In this warmup, we’ll get some intuition for weighted averages that will also show up when we study the friendship paradox in graphs.

Middlebury College proudly advertises an average class size of approximately 16 students.

Part A

Think back. Would you say that the sizes of the courses that you’ve taken at Middlebury average out to roughly 16? More? Less?

Part B

Let’s consider two ideas of “average class size.”

Suppose that there are \(n\) classes, with class \(i\) of size \(s_i\). One “average class size” is just the average of these \(n\) numbers. We’ll call this \(\langle s \rangle\).

\[ \begin{aligned} \langle s \rangle = \frac{1}{n} \sum_{i=1}^{n} s_i\;. \end{aligned} \]

Now instead consider the following weighted average. We’ll survey each student and ask them to report the sizes of all of their classes. We’ll then collect all of these reports into a single list of numbers.

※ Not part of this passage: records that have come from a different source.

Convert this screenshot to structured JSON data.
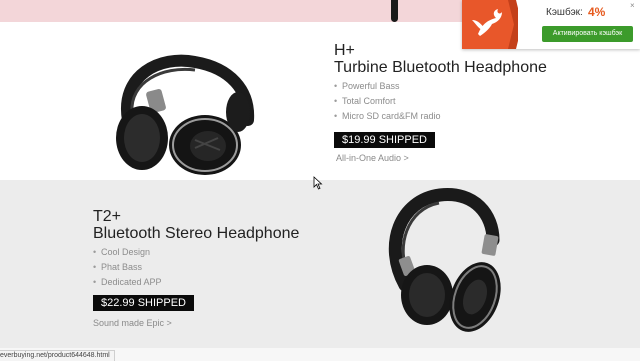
{
  "product1": {
    "name_line1": "H+",
    "name_line2": "Turbine Bluetooth Headphone",
    "features": [
      "Powerful Bass",
      "Total Comfort",
      "Micro SD card&FM radio"
    ],
    "price_button": "$19.99 SHIPPED",
    "link": "All-in-One Audio >"
  },
  "product2": {
    "name_line1": "T2+",
    "name_line2": "Bluetooth Stereo Headphone",
    "features": [
      "Cool Design",
      "Phat Bass",
      "Dedicated APP"
    ],
    "price_button": "$22.99 SHIPPED",
    "link": "Sound made Epic >"
  },
  "cashback": {
    "label": "Кэшбэк:",
    "percent": "4%",
    "button": "Активировать кэшбэк",
    "close": "×",
    "colors": {
      "accent": "#e65a1e",
      "button": "#3c9b2b"
    }
  },
  "status_bar": {
    "url": "everbuying.net/product644648.html"
  }
}
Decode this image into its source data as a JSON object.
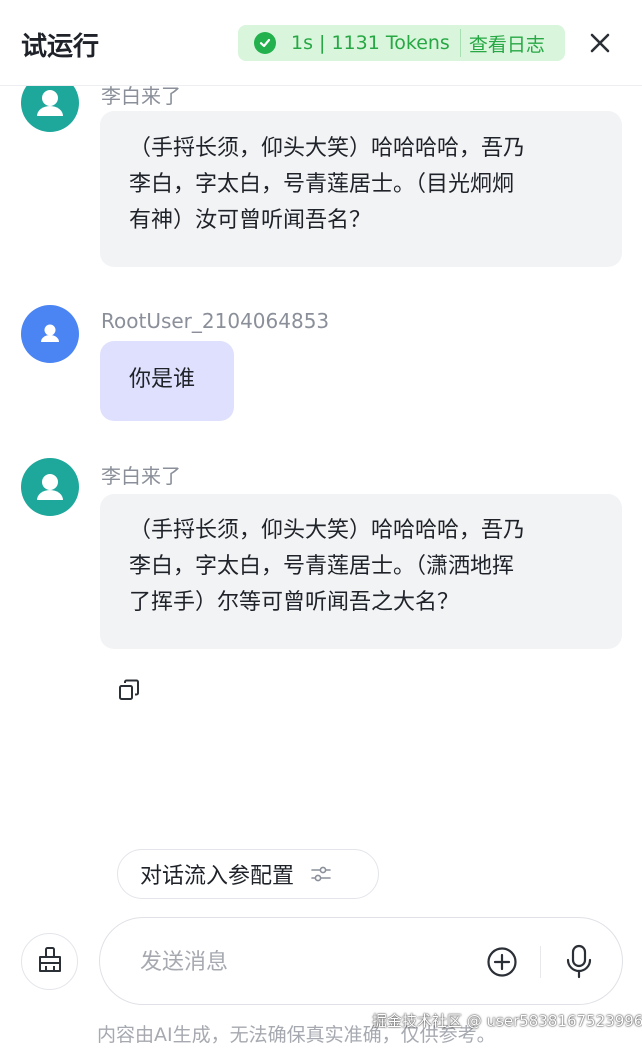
{
  "header": {
    "title": "试运行",
    "status_text": "1s | 1131 Tokens",
    "log_link": "查看日志",
    "icons": {
      "status": "check-circle-icon",
      "close": "close-icon"
    },
    "colors": {
      "status_bg": "#d9f5dc",
      "status_text": "#27a844"
    }
  },
  "messages": [
    {
      "sender": "李白来了",
      "role": "bot",
      "lines": [
        "（手捋长须，仰头大笑）哈哈哈哈，吾乃",
        "李白，字太白，号青莲居士。（目光炯炯",
        "有神）汝可曾听闻吾名？"
      ]
    },
    {
      "sender": "RootUser_2104064853",
      "role": "user",
      "lines": [
        "你是谁"
      ]
    },
    {
      "sender": "李白来了",
      "role": "bot",
      "lines": [
        "（手捋长须，仰头大笑）哈哈哈哈，吾乃",
        "李白，字太白，号青莲居士。（潇洒地挥",
        "了挥手）尔等可曾听闻吾之大名？"
      ]
    }
  ],
  "actions": {
    "copy_icon": "copy-icon"
  },
  "config": {
    "label": "对话流入参配置",
    "icon": "sliders-icon"
  },
  "composer": {
    "placeholder": "发送消息",
    "icons": {
      "clear": "broom-icon",
      "add": "plus-circle-icon",
      "mic": "microphone-icon"
    }
  },
  "footer": {
    "disclaimer": "内容由AI生成，无法确保真实准确，仅供参考。",
    "watermark": "掘金技术社区 @ user5838167523996"
  },
  "colors": {
    "bot_avatar": "#1ea79b",
    "user_avatar": "#4b84f3",
    "user_bubble": "#dfe0fd",
    "bot_bubble": "#f2f3f5"
  }
}
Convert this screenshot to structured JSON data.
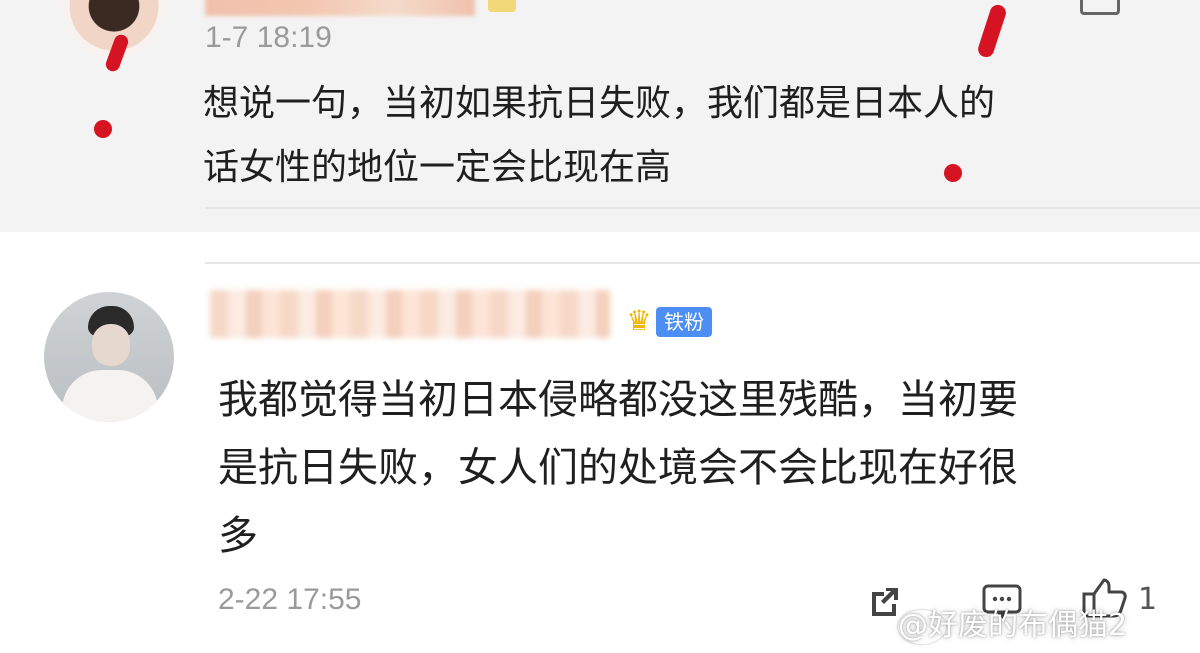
{
  "comments": [
    {
      "time": "1-7 18:19",
      "text": "想说一句，当初如果抗日失败，我们都是日本人的\n话女性的地位一定会比现在高"
    },
    {
      "badge": "铁粉",
      "time": "2-22 17:55",
      "text": "我都觉得当初日本侵略都没这里残酷，当初要\n是抗日失败，女人们的处境会不会比现在好很\n多",
      "likes": "1"
    }
  ],
  "icons": {
    "share": "share-icon",
    "comment": "comment-icon",
    "like": "thumb-up-icon",
    "crown": "crown-icon"
  },
  "watermark": "@好废的布偶猫2",
  "colors": {
    "accent_red": "#d61323",
    "badge_blue": "#4c8ef4",
    "muted_gray": "#9a9a9a"
  }
}
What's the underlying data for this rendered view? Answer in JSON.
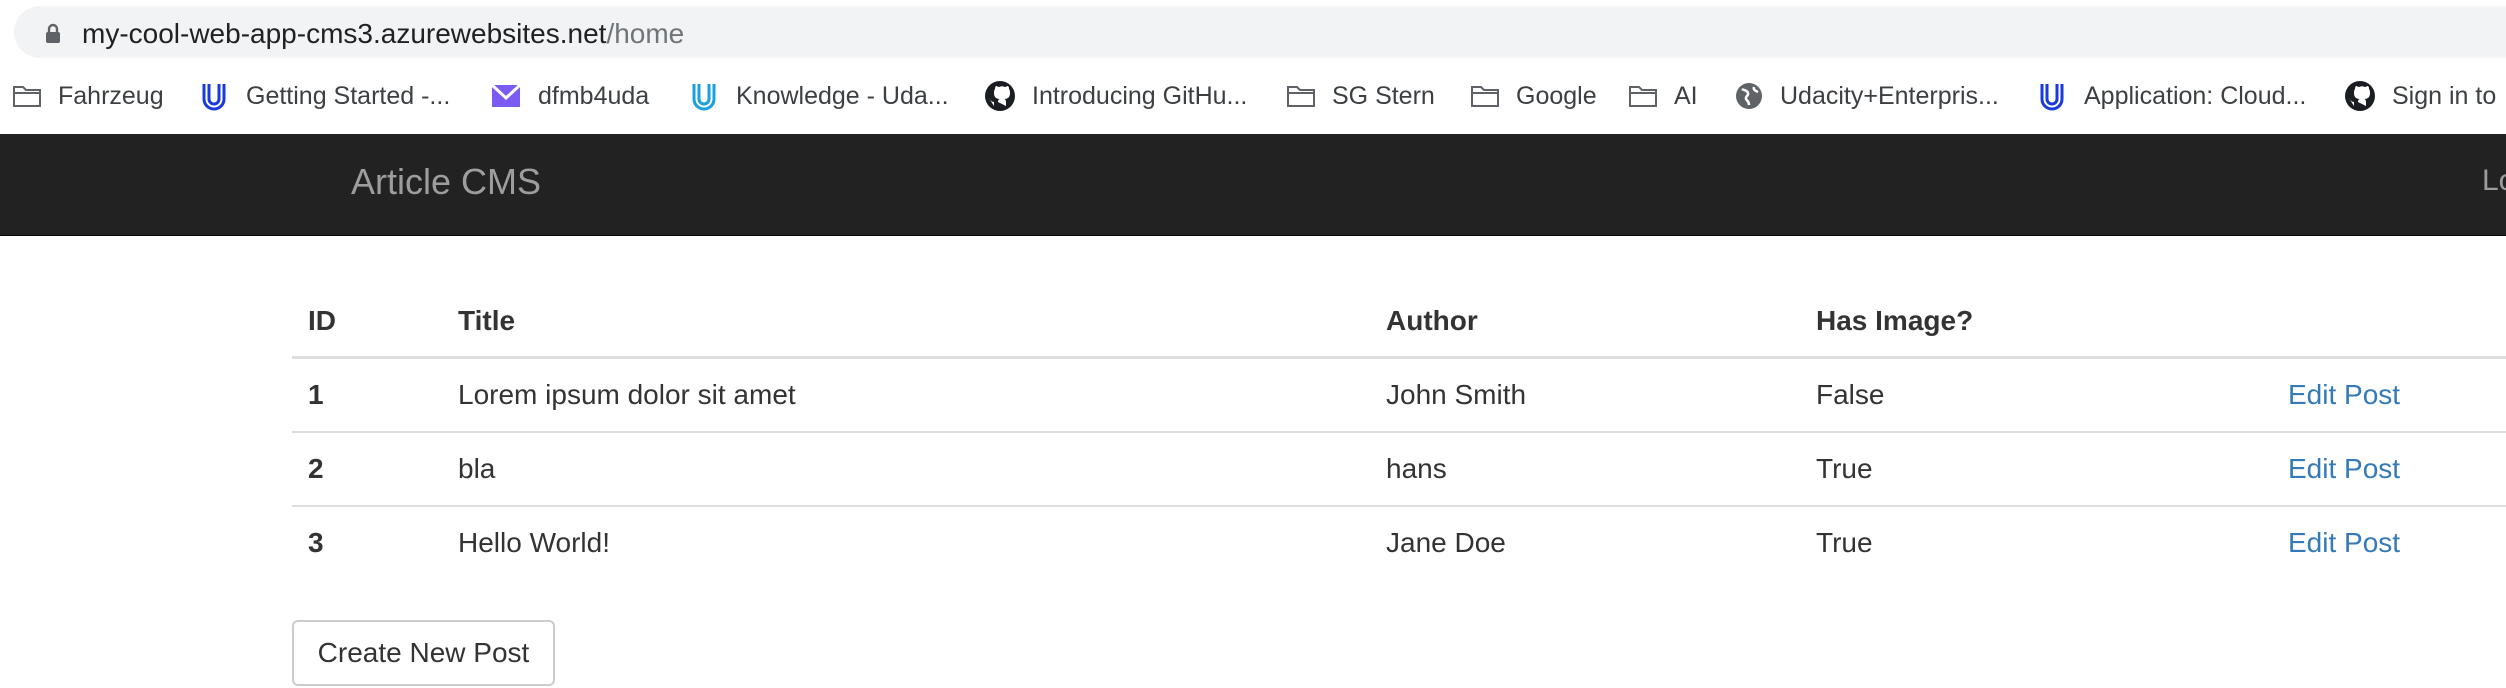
{
  "browser": {
    "url_host": "my-cool-web-app-cms3.azurewebsites.net",
    "url_path": "/home",
    "bookmarks": [
      {
        "label": "Fahrzeug",
        "icon": "folder-icon"
      },
      {
        "label": "Getting Started -...",
        "icon": "udacity-icon"
      },
      {
        "label": "dfmb4uda",
        "icon": "mail-icon"
      },
      {
        "label": "Knowledge - Uda...",
        "icon": "udacity-icon"
      },
      {
        "label": "Introducing GitHu...",
        "icon": "github-icon"
      },
      {
        "label": "SG Stern",
        "icon": "folder-icon"
      },
      {
        "label": "Google",
        "icon": "folder-icon"
      },
      {
        "label": "AI",
        "icon": "folder-icon"
      },
      {
        "label": "Udacity+Enterpris...",
        "icon": "globe-icon"
      },
      {
        "label": "Application: Cloud...",
        "icon": "udacity-icon"
      },
      {
        "label": "Sign in to",
        "icon": "github-icon"
      }
    ]
  },
  "navbar": {
    "brand": "Article CMS",
    "right_link": "Lo"
  },
  "table": {
    "headers": [
      "ID",
      "Title",
      "Author",
      "Has Image?"
    ],
    "rows": [
      {
        "id": "1",
        "title": "Lorem ipsum dolor sit amet",
        "author": "John Smith",
        "has_image": "False",
        "action": "Edit Post"
      },
      {
        "id": "2",
        "title": "bla",
        "author": "hans",
        "has_image": "True",
        "action": "Edit Post"
      },
      {
        "id": "3",
        "title": "Hello World!",
        "author": "Jane Doe",
        "has_image": "True",
        "action": "Edit Post"
      }
    ]
  },
  "create_button": "Create New Post",
  "colors": {
    "navbar_bg": "#222222",
    "brand_text": "#9d9d9d",
    "link": "#337ab7",
    "omnibox_bg": "#f1f3f4"
  }
}
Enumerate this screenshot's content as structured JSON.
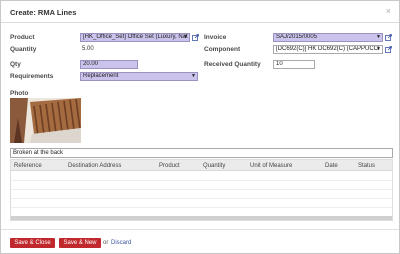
{
  "dialog": {
    "title": "Create: RMA Lines",
    "close_glyph": "×"
  },
  "form": {
    "product": {
      "label": "Product",
      "value": "[HK_Office_Set] Office Set (Luxury, Nat"
    },
    "quantity": {
      "label": "Quantity",
      "value": "5.00"
    },
    "qty": {
      "label": "Qty",
      "value": "20.00"
    },
    "requirements": {
      "label": "Requirements",
      "value": "Replacement"
    },
    "invoice": {
      "label": "Invoice",
      "value": "SAJ/2015/0005"
    },
    "component": {
      "label": "Component",
      "value": "[DC692(C)] HK DC692(C) (CAPPUCCI"
    },
    "received_quantity": {
      "label": "Received Quantity",
      "value": "10"
    },
    "photo_label": "Photo",
    "note_value": "Broken at the back"
  },
  "table": {
    "columns": [
      "Reference",
      "Destination Address",
      "Product",
      "Quantity",
      "Unit of Measure",
      "Date",
      "Status"
    ]
  },
  "footer": {
    "save_close": "Save & Close",
    "save_new": "Save & New",
    "or": "or",
    "discard": "Discard"
  },
  "colors": {
    "required_field": "#cbc3ec",
    "primary_button": "#c0282d",
    "link": "#3a56a5"
  }
}
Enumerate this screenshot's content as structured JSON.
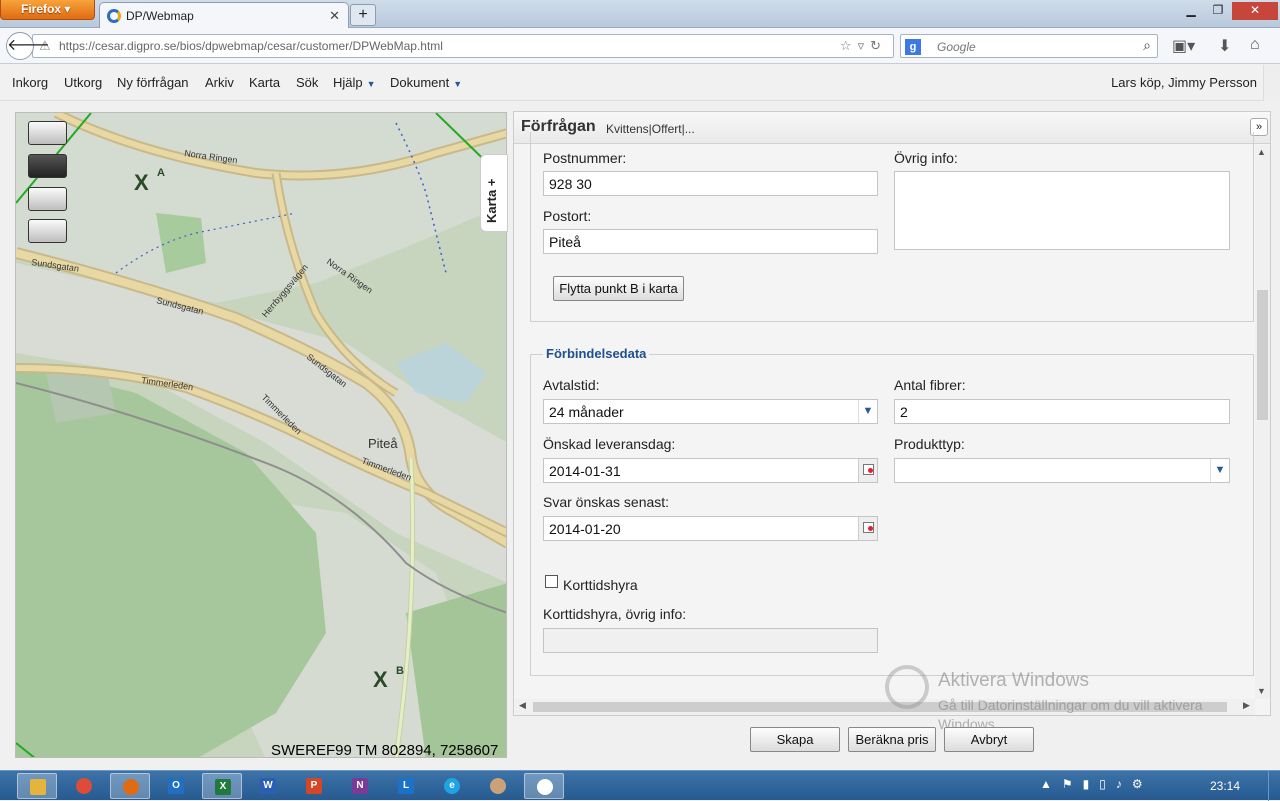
{
  "browser": {
    "menu_button": "Firefox",
    "tab_title": "DP/Webmap",
    "url": "https://cesar.digpro.se/bios/dpwebmap/cesar/customer/DPWebMap.html",
    "search_placeholder": "Google"
  },
  "appmenu": {
    "items": [
      "Inkorg",
      "Utkorg",
      "Ny förfrågan",
      "Arkiv",
      "Karta",
      "Sök",
      "Hjälp",
      "Dokument"
    ],
    "user": "Lars köp, Jimmy Persson"
  },
  "map": {
    "tab_label": "Karta +",
    "coordinates": "SWEREF99 TM 802894, 7258607",
    "point_a": "A",
    "point_b": "B",
    "labels": [
      "Norra Ringen",
      "Sundsgatan",
      "Sundsgatan",
      "Herrbyggsvägen",
      "Norra Ringen",
      "Sundsgatan",
      "Timmerleden",
      "Timmerleden",
      "Timmerleden",
      "Piteå"
    ]
  },
  "panel": {
    "title": "Förfrågan",
    "subtitle": "Kvittens|Offert|..."
  },
  "address": {
    "postnummer_label": "Postnummer:",
    "postnummer_value": "928 30",
    "postort_label": "Postort:",
    "postort_value": "Piteå",
    "ovrig_label": "Övrig info:",
    "move_button": "Flytta punkt B i karta"
  },
  "connection": {
    "legend": "Förbindelsedata",
    "avtalstid_label": "Avtalstid:",
    "avtalstid_value": "24 månader",
    "fibrer_label": "Antal fibrer:",
    "fibrer_value": "2",
    "leverans_label": "Önskad leveransdag:",
    "leverans_value": "2014-01-31",
    "produkttyp_label": "Produkttyp:",
    "svar_label": "Svar önskas senast:",
    "svar_value": "2014-01-20",
    "korttid_label": "Korttidshyra",
    "korttid_info_label": "Korttidshyra, övrig info:"
  },
  "actions": {
    "create": "Skapa",
    "calc": "Beräkna pris",
    "cancel": "Avbryt"
  },
  "watermark": {
    "title": "Aktivera Windows",
    "text": "Gå till Datorinställningar om du vill aktivera Windows."
  },
  "taskbar": {
    "time": "23:14"
  }
}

If every student is enrolled in exactly \(h\) courses, then there will be \(mh\) entries in this list where \(m\) is the number of students

We’ll call this weighted average \(\langle s \rangle_w\). Give a formula in terms of the class sizes \(s_i\) for \(\langle s \rangle_w\). Your formula should include the quantity

\[ \begin{aligned} \langle s^2 \rangle = \frac{1}{n} \sum_{i=1}^{n} s_i^2\;. \end{aligned} \]

Your formula may also include quantities like the total number of classes and the mean class size. Please do not include an explicit dependence on the total number of students. Your formula should give the correct answer even in the case that not all students are enrolled in the same number of classes.

Hint: How many times does a class of size \(s\) appear in the list?

Part C

You can use the code below to generate some sample data:

import numpy as np
class_sizes = np.random.randint(5, 30, 100)

Implement functions to compute the average class size and weighted average class size according to your responses in Part C, and compare. Which one is larger?

Part D

Is the average class size that a student experiences likely to be larger or smaller than the average class size that Middlebury advertises?